Every regulator in APAC is saying the same thing — just in different languages
In June 2026,
China’s National Financial Regulatory Administration began rolling out Yi Biao Tong, a unified reporting system designed to replace fragmented, form-based submissions with transaction-level granular data. Across the region, Hong Kong, Malaysia, Thailand, India, Australia, and Japan are each pursuing the same objective: retiring aggregated reports in favour of element-level, machine-readable submissions that regulators can query directly.
This is not a coincidence. It is a structural shift. And the granular data mandate driving it extends well beyond prudential and financial reporting.
The same demand for transaction-level, asset-specific, verifiable data is now embedded in climate disclosure frameworks — IFRS S2, MAS climate risk guidelines, and the latest PCAF methodology. Banks that recognise the overlap early will build one infrastructure layer. Banks that do not will build two, maintain both, and still struggle with data quality in each.
The APAC regulatory reset: a region moving in lockstep
The pace is striking. Within a span of 18 months, nearly every major APAC regulator has announced or launched a granular data reporting initiative.
Hong Kong’s GDR 3.0 is the most closely watched. The Hong Kong Monetary Authority co-designed the framework with the banking industry, establishing an official data dictionary and phased rollout through 2028. Banks are accountable for the accuracy of every data element they submit — not just the summary figures.
Malaysia’s Project STREAM, led by Bank Negara Malaysia, introduced a principle that deserves attention far beyond Kuala Lumpur: “Collect Once, Use Many.” Rather than asking banks to fill multiple forms with overlapping data, BNM is building a system where granular data is submitted once and reused across supervisory purposes. Machine-readable formats with built-in validation replace the old spreadsheet-and-email cycle.
Thailand’s RDT Phase 2 follows a similar logic. The Bank of Thailand is replacing form-based reports with entity-level and data-element-level submissions — moving from asking “what does this report say?” to “what does the underlying data show?”
Japan has already begun full-scale granular data collection from the Bank of Japan as of March 2025.
India’s RBI is shifting to element-based reporting.
Australia’s APRA is moving toward data-driven supervisory analysis. And China’s Yi Biao Tong, now in its initial rollout phase through December 2027, aims to unify reporting across banking, insurance, and securities under one granular data architecture.
The common thread is unmistakable. Every regulator listed above has concluded that aggregated, form-based reports no longer provide the supervisory visibility they need. The replacement is universally the same: raw, transaction-level, machine-validated granular data that regulators can slice, query, and analyse on their own terms. Whether the label is GDR, STREAM, RDT, or Yi Biao Tong, the architectural blueprint is converging.
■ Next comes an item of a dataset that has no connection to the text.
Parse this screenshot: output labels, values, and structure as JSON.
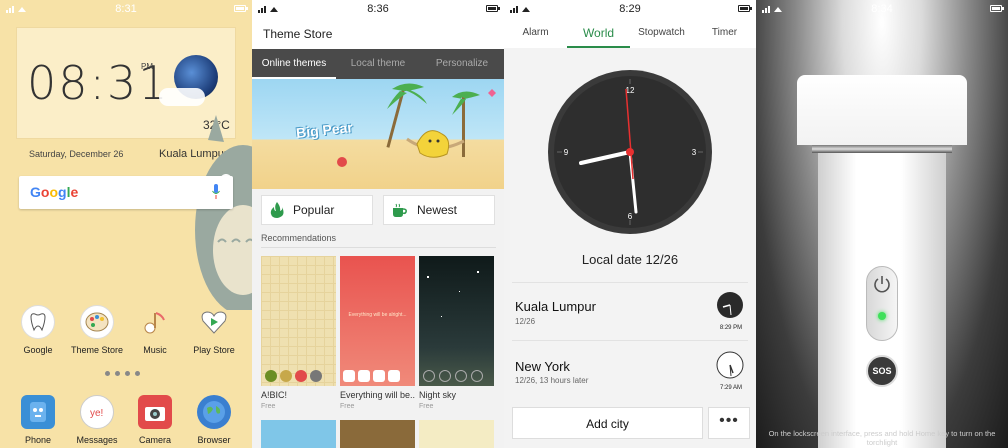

The direction is unanimous. The question for banks is not whether granular data will be required, but whether their infrastructure can serve more than one master.
The mistake: treating climate data as a separate problem
Here is where most banks are making a costly error.
Financial reporting teams are investing in granular data infrastructure to meet GDR 3.0, Project STREAM, or RDT Phase 2. Meanwhile, sustainability teams — often in a different building, reporting to a different executive — are building their own infrastructure to meet IFRS S2 disclosure requirements, MAS climate risk guidelines, and PCAF financed emissions calculations.
The two workstreams share almost identical underlying requirements:
– Transaction-level source data, not aggregated summaries
– Standardised taxonomies and data dictionaries
– Built-in validation and quality scoring at the point of submission
– Audit-ready traceability — every number must be defensible to a regulator or verifier
– Machine-readable outputs that integrate with downstream analytics
The overlap is not partial. It is structural. A bank’s loan-level exposure data feeds both its prudential reporting and its Scope 3 Category 15 financed emissions calculations. The asset-level energy consumption data that supports IFRS S2 climate disclosures is the same data that informs credit risk models under Basel ESG requirements.
Yet most banks are building parallel pipelines — separate extraction, separate transformation, separate validation, separate storage. The result: duplicated effort, inconsistent numbers, and neither team confident in the other’s data.
BNM’s “Collect Once, Use Many” principle was designed precisely to prevent this. But the principle applies just as forcefully to climate and emissions data as it does to prudential reporting. Granular data collected at the asset level, validated once against a common standard, and served to multiple downstream consumers — financial, supervisory, and climate — is not just more efficient. It is more accurate.